In D126907#3777056 <https://reviews.llvm.org/D126907#3777056>, @erichkeane wrote:
> Still WIP, but uploading to show that I'm still on this :/
>
> The two modules related issues from libcxx are now fixed (as reported by @Mordante), and that configuration builds and passes all tests with MOST of this change.
>
> HOWEVER, the first of two fixes for @wlei messes up how constraint expressions on class templates are compared, so the result is ~800 additional libcxx failures. I'm still working through that.
Just to make sure we're on the same page, I assume most of those issues are things that would have been encountered in user code otherwise and filed as bugs. So in a way, I think libc++ is simply acting like some kind of early-in-the-loop pre-release testing. This is similar to what some other open-source projects like Chrome do -- they build from trunk often and will report actual issues to us early.

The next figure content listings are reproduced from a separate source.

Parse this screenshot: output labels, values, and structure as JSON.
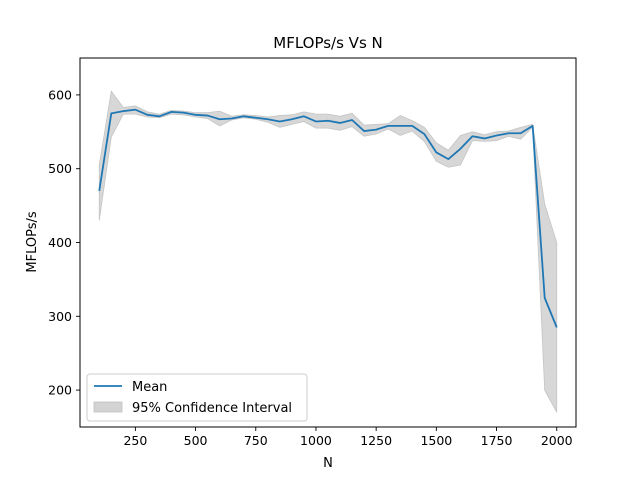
{
  "chart_data": {
    "type": "line",
    "title": "MFLOPs/s Vs N",
    "xlabel": "N",
    "ylabel": "MFLOPs/s",
    "xlim": [
      20,
      2080
    ],
    "ylim": [
      150,
      650
    ],
    "xticks": [
      250,
      500,
      750,
      1000,
      1250,
      1500,
      1750,
      2000
    ],
    "yticks": [
      200,
      300,
      400,
      500,
      600
    ],
    "grid": false,
    "legend_position": "lower-left",
    "x": [
      100,
      150,
      200,
      250,
      300,
      350,
      400,
      450,
      500,
      550,
      600,
      650,
      700,
      750,
      800,
      850,
      900,
      950,
      1000,
      1050,
      1100,
      1150,
      1200,
      1250,
      1300,
      1350,
      1400,
      1450,
      1500,
      1550,
      1600,
      1650,
      1700,
      1750,
      1800,
      1850,
      1900,
      1950,
      2000
    ],
    "series": [
      {
        "name": "Mean",
        "color": "#1f77b4",
        "values": [
          470,
          575,
          578,
          580,
          573,
          571,
          577,
          576,
          573,
          572,
          567,
          568,
          571,
          569,
          567,
          564,
          567,
          571,
          564,
          565,
          562,
          566,
          551,
          553,
          558,
          558,
          558,
          547,
          522,
          513,
          527,
          544,
          541,
          545,
          548,
          548,
          558,
          325,
          285
        ]
      },
      {
        "name": "95% Confidence Interval",
        "color": "#d3d3d3",
        "lower": [
          430,
          543,
          574,
          574,
          570,
          569,
          574,
          573,
          570,
          568,
          558,
          566,
          569,
          567,
          563,
          556,
          560,
          564,
          555,
          555,
          552,
          557,
          544,
          547,
          554,
          545,
          551,
          537,
          510,
          502,
          505,
          538,
          537,
          538,
          544,
          540,
          556,
          200,
          170
        ],
        "upper": [
          505,
          605,
          583,
          585,
          577,
          574,
          579,
          578,
          576,
          576,
          578,
          571,
          573,
          572,
          570,
          572,
          573,
          577,
          574,
          574,
          571,
          575,
          559,
          560,
          561,
          572,
          565,
          556,
          535,
          525,
          545,
          550,
          546,
          550,
          551,
          556,
          560,
          452,
          400
        ]
      }
    ]
  }
}
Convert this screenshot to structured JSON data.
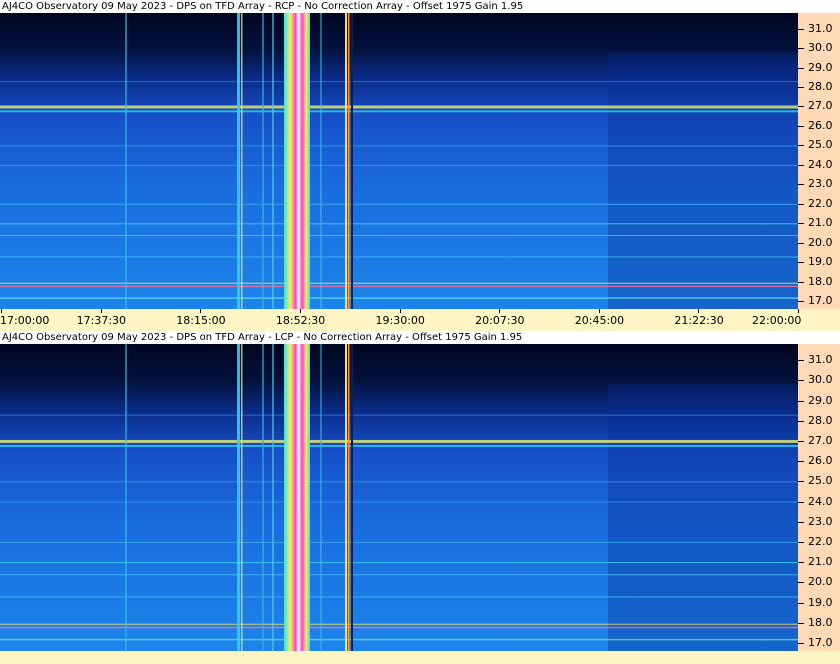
{
  "chart_data": [
    {
      "type": "heatmap",
      "title": "AJ4CO Observatory 09 May 2023 - DPS on TFD Array  - RCP  -  No Correction Array  -  Offset 1975  Gain 1.95",
      "y_ticks": [
        "17.0",
        "18.0",
        "19.0",
        "20.0",
        "21.0",
        "22.0",
        "23.0",
        "24.0",
        "25.0",
        "26.0",
        "27.0",
        "28.0",
        "29.0",
        "30.0",
        "31.0"
      ],
      "ylim": [
        16.6,
        31.8
      ],
      "x_ticks": [
        "17:00:00",
        "17:37:30",
        "18:15:00",
        "18:52:30",
        "19:30:00",
        "20:07:30",
        "20:45:00",
        "21:22:30",
        "22:00:00"
      ]
    },
    {
      "type": "heatmap",
      "title": "AJ4CO Observatory 09 May 2023 - DPS on TFD Array  - LCP  -  No Correction Array  -  Offset 1975  Gain 1.95",
      "y_ticks": [
        "17.0",
        "18.0",
        "19.0",
        "20.0",
        "21.0",
        "22.0",
        "23.0",
        "24.0",
        "25.0",
        "26.0",
        "27.0",
        "28.0",
        "29.0",
        "30.0",
        "31.0"
      ],
      "ylim": [
        16.6,
        31.8
      ]
    }
  ],
  "colors": {
    "background": "#fdf5c4",
    "axis_bg": "#fdd9b5",
    "dark": "#00082a",
    "blue": "#1a5cd8",
    "cyan": "#22c8f0",
    "yellow": "#f0f060",
    "magenta": "#ff20c0"
  }
}
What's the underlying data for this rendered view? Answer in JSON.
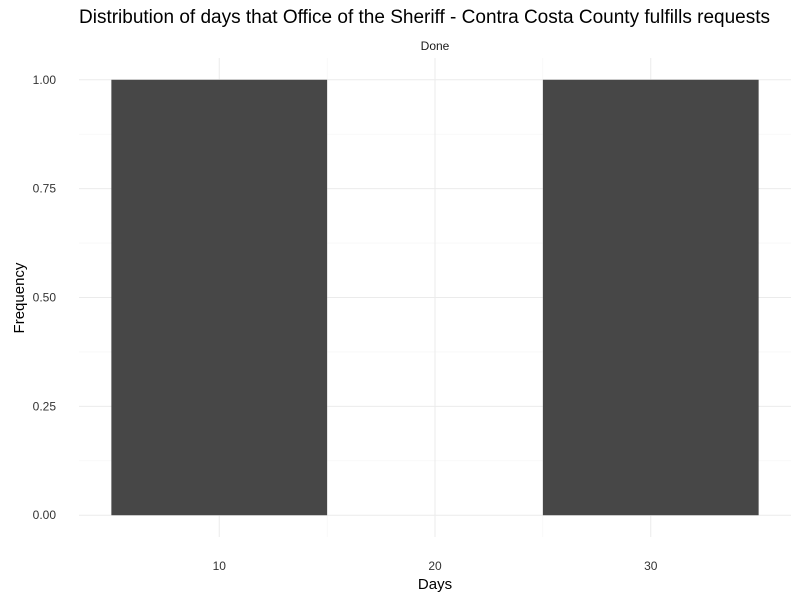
{
  "chart_data": {
    "type": "bar",
    "title": "Distribution of days that Office of the Sheriff - Contra Costa County fulfills requests",
    "facet_label": "Done",
    "xlabel": "Days",
    "ylabel": "Frequency",
    "bins": [
      {
        "x_start": 5,
        "x_end": 15,
        "value": 1
      },
      {
        "x_start": 25,
        "x_end": 35,
        "value": 1
      }
    ],
    "xlim": [
      3.5,
      36.5
    ],
    "ylim": [
      -0.05,
      1.05
    ],
    "x_ticks": [
      10,
      20,
      30
    ],
    "x_tick_labels": [
      "10",
      "20",
      "30"
    ],
    "y_ticks": [
      0,
      0.25,
      0.5,
      0.75,
      1.0
    ],
    "y_tick_labels": [
      "0.00",
      "0.25",
      "0.50",
      "0.75",
      "1.00"
    ],
    "grid": true,
    "legend": "none",
    "colors": {
      "bar": "#474747",
      "grid_major": "#ebebeb",
      "grid_minor": "#f5f5f5",
      "text": "#000000",
      "tick_text": "#333333"
    }
  }
}
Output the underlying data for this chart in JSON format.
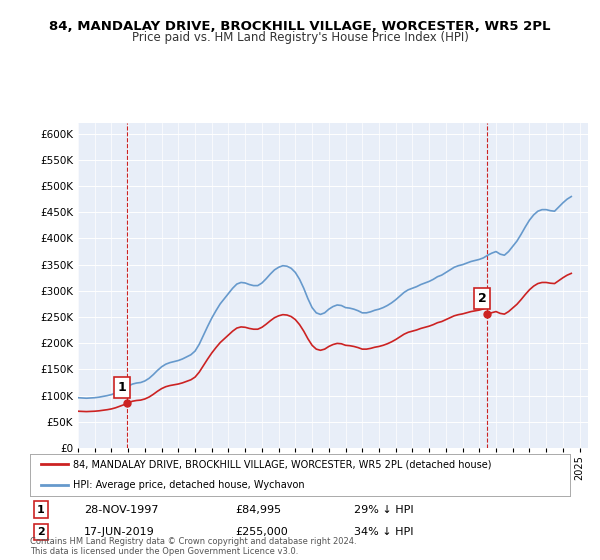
{
  "title": "84, MANDALAY DRIVE, BROCKHILL VILLAGE, WORCESTER, WR5 2PL",
  "subtitle": "Price paid vs. HM Land Registry's House Price Index (HPI)",
  "ylabel_ticks": [
    "£0",
    "£50K",
    "£100K",
    "£150K",
    "£200K",
    "£250K",
    "£300K",
    "£350K",
    "£400K",
    "£450K",
    "£500K",
    "£550K",
    "£600K"
  ],
  "ytick_values": [
    0,
    50000,
    100000,
    150000,
    200000,
    250000,
    300000,
    350000,
    400000,
    450000,
    500000,
    550000,
    600000
  ],
  "ylim": [
    0,
    620000
  ],
  "xlim_start": 1995.0,
  "xlim_end": 2025.5,
  "background_color": "#e8eef8",
  "plot_bg_color": "#dde6f5",
  "hpi_color": "#6699cc",
  "price_color": "#cc2222",
  "transaction1": {
    "year": 1997.91,
    "price": 84995,
    "label": "1",
    "date": "28-NOV-1997",
    "pct": "29% ↓ HPI"
  },
  "transaction2": {
    "year": 2019.46,
    "price": 255000,
    "label": "2",
    "date": "17-JUN-2019",
    "pct": "34% ↓ HPI"
  },
  "legend_line1": "84, MANDALAY DRIVE, BROCKHILL VILLAGE, WORCESTER, WR5 2PL (detached house)",
  "legend_line2": "HPI: Average price, detached house, Wychavon",
  "footer1": "Contains HM Land Registry data © Crown copyright and database right 2024.",
  "footer2": "This data is licensed under the Open Government Licence v3.0.",
  "hpi_data": {
    "years": [
      1995.0,
      1995.25,
      1995.5,
      1995.75,
      1996.0,
      1996.25,
      1996.5,
      1996.75,
      1997.0,
      1997.25,
      1997.5,
      1997.75,
      1998.0,
      1998.25,
      1998.5,
      1998.75,
      1999.0,
      1999.25,
      1999.5,
      1999.75,
      2000.0,
      2000.25,
      2000.5,
      2000.75,
      2001.0,
      2001.25,
      2001.5,
      2001.75,
      2002.0,
      2002.25,
      2002.5,
      2002.75,
      2003.0,
      2003.25,
      2003.5,
      2003.75,
      2004.0,
      2004.25,
      2004.5,
      2004.75,
      2005.0,
      2005.25,
      2005.5,
      2005.75,
      2006.0,
      2006.25,
      2006.5,
      2006.75,
      2007.0,
      2007.25,
      2007.5,
      2007.75,
      2008.0,
      2008.25,
      2008.5,
      2008.75,
      2009.0,
      2009.25,
      2009.5,
      2009.75,
      2010.0,
      2010.25,
      2010.5,
      2010.75,
      2011.0,
      2011.25,
      2011.5,
      2011.75,
      2012.0,
      2012.25,
      2012.5,
      2012.75,
      2013.0,
      2013.25,
      2013.5,
      2013.75,
      2014.0,
      2014.25,
      2014.5,
      2014.75,
      2015.0,
      2015.25,
      2015.5,
      2015.75,
      2016.0,
      2016.25,
      2016.5,
      2016.75,
      2017.0,
      2017.25,
      2017.5,
      2017.75,
      2018.0,
      2018.25,
      2018.5,
      2018.75,
      2019.0,
      2019.25,
      2019.5,
      2019.75,
      2020.0,
      2020.25,
      2020.5,
      2020.75,
      2021.0,
      2021.25,
      2021.5,
      2021.75,
      2022.0,
      2022.25,
      2022.5,
      2022.75,
      2023.0,
      2023.25,
      2023.5,
      2023.75,
      2024.0,
      2024.25,
      2024.5
    ],
    "values": [
      96000,
      95500,
      95000,
      95500,
      96000,
      97000,
      98500,
      100000,
      102000,
      105000,
      109000,
      113000,
      118000,
      122000,
      124000,
      125000,
      128000,
      133000,
      140000,
      148000,
      155000,
      160000,
      163000,
      165000,
      167000,
      170000,
      174000,
      178000,
      185000,
      198000,
      215000,
      232000,
      248000,
      262000,
      275000,
      285000,
      295000,
      305000,
      313000,
      316000,
      315000,
      312000,
      310000,
      310000,
      315000,
      323000,
      332000,
      340000,
      345000,
      348000,
      347000,
      343000,
      335000,
      322000,
      305000,
      285000,
      268000,
      258000,
      255000,
      258000,
      265000,
      270000,
      273000,
      272000,
      268000,
      267000,
      265000,
      262000,
      258000,
      258000,
      260000,
      263000,
      265000,
      268000,
      272000,
      277000,
      283000,
      290000,
      297000,
      302000,
      305000,
      308000,
      312000,
      315000,
      318000,
      322000,
      327000,
      330000,
      335000,
      340000,
      345000,
      348000,
      350000,
      353000,
      356000,
      358000,
      360000,
      363000,
      368000,
      372000,
      375000,
      370000,
      368000,
      375000,
      385000,
      395000,
      408000,
      422000,
      435000,
      445000,
      452000,
      455000,
      455000,
      453000,
      452000,
      460000,
      468000,
      475000,
      480000
    ]
  },
  "price_data": {
    "years": [
      1997.91,
      2019.46
    ],
    "values": [
      84995,
      255000
    ]
  }
}
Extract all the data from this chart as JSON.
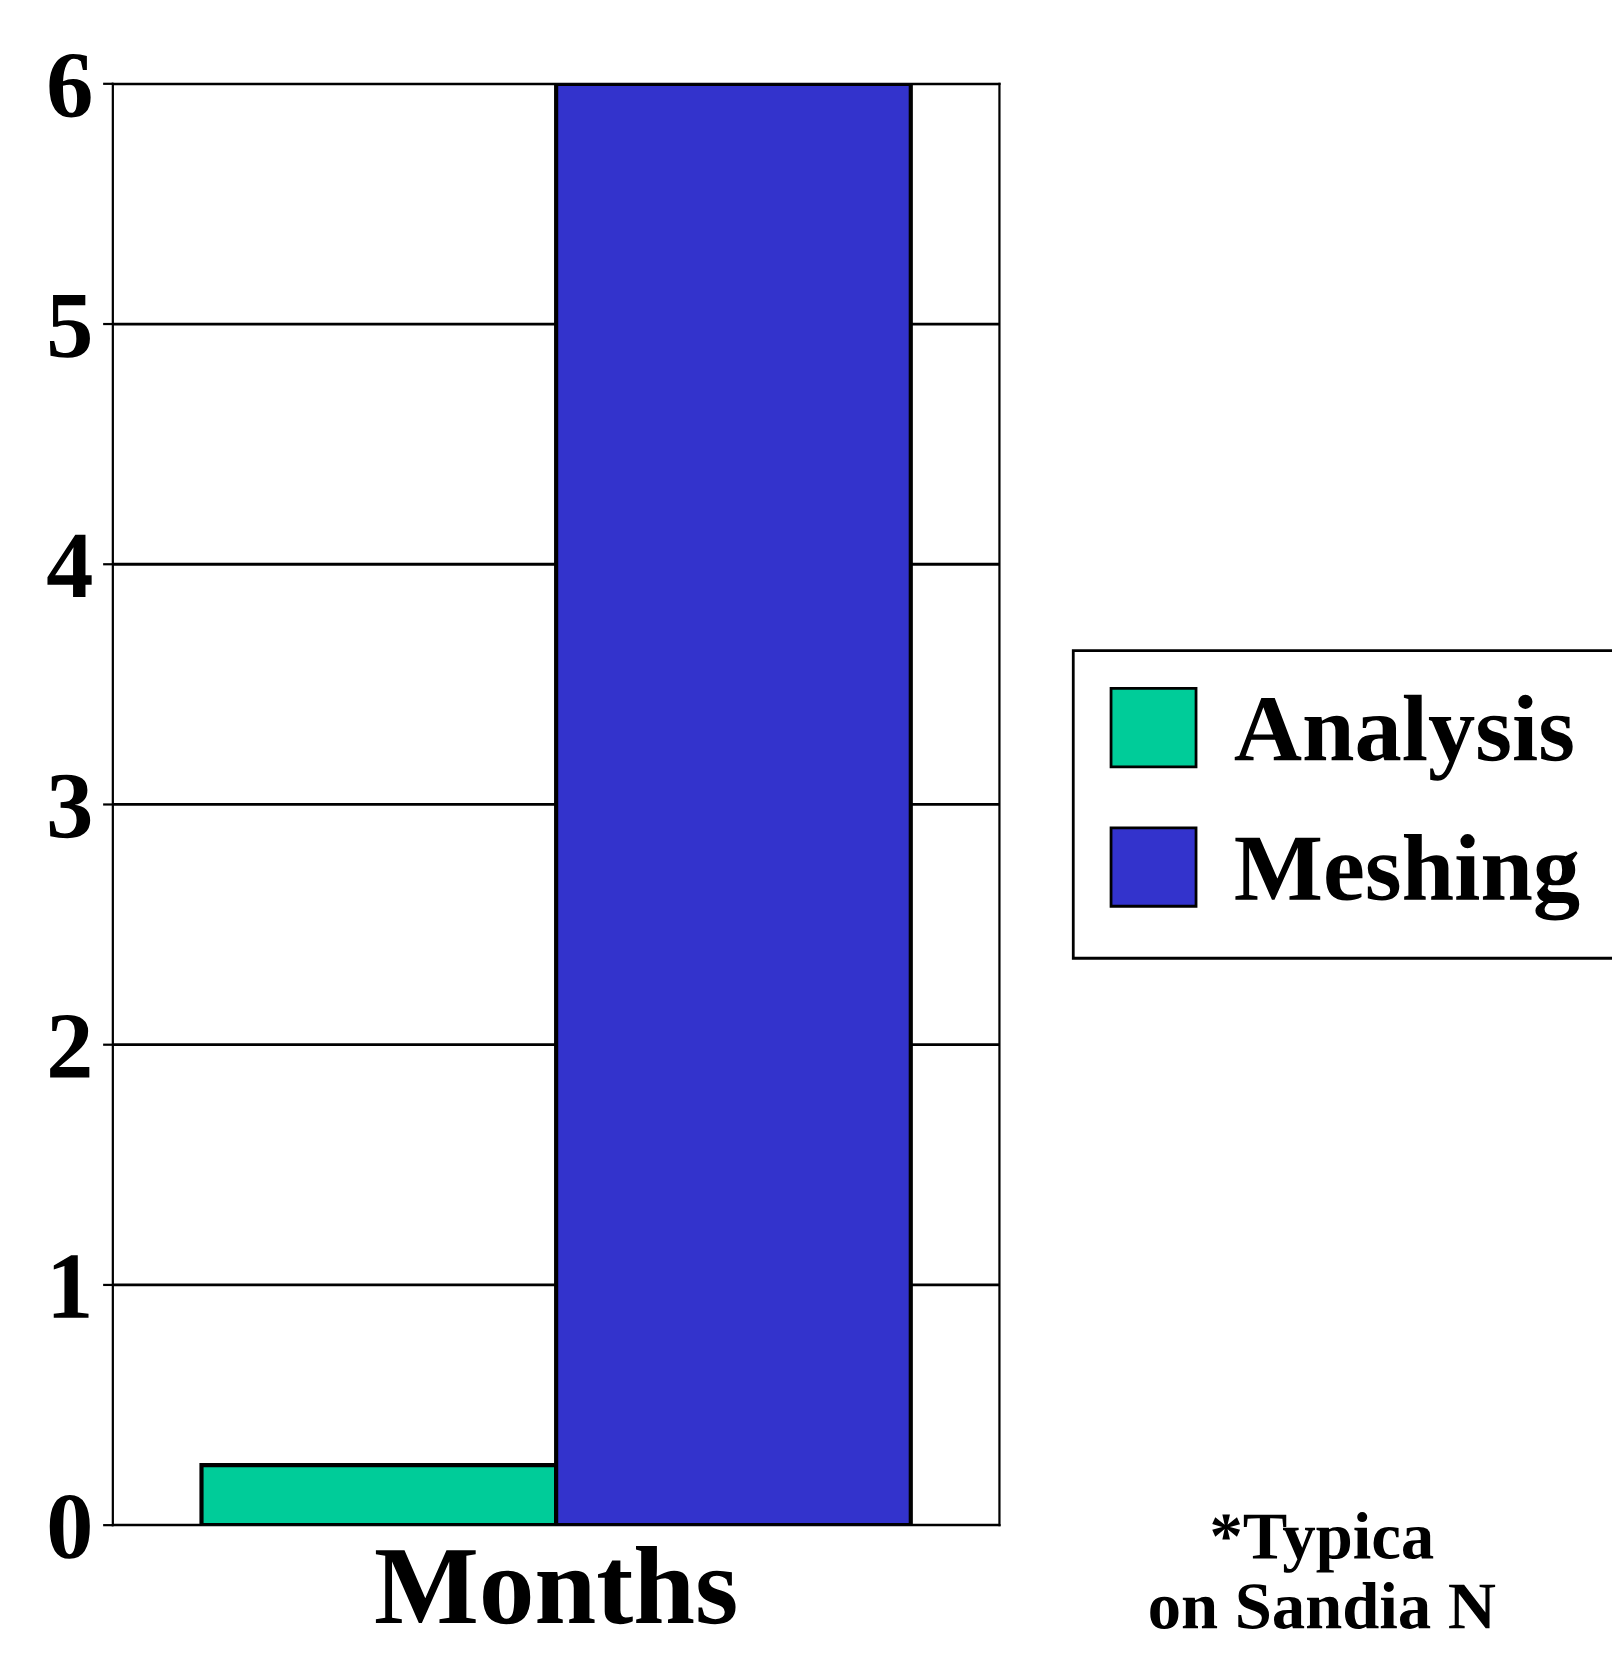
{
  "chart_data": {
    "type": "bar",
    "xlabel": "Months",
    "categories": [
      null
    ],
    "series": [
      {
        "name": "Analysis",
        "color": "#00cc99",
        "values": [
          0.25
        ]
      },
      {
        "name": "Meshing",
        "color": "#3333cc",
        "values": [
          6
        ]
      }
    ],
    "ylim": [
      0,
      6
    ],
    "yticks": [
      0,
      1,
      2,
      3,
      4,
      5,
      6
    ],
    "grid": "y",
    "legend": "right",
    "annotations": [
      "*Typica\non Sandia N"
    ]
  }
}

I do get why it can be annoying and disruptive to landing patches sometimes, though.
Concretely, what we could do is probably add `LLVM_ENABLE_RUNTIMES=libcxx` to the Clang pre-commit CI that already runs. That would catch some (but of course not all) issues. In particular, that should catch issues that would otherwise immediately break the libc++ "Bootstrapping build" CI job. For other issues (like an arbitrary combination of `-std=c++xy -fmodules -fno-rtti`), I think we can only rely on slower feedback when libc++ updates the nightly version of Clang that we use in our CI (which would act like a super-early adopter from the POV of Clang at that point).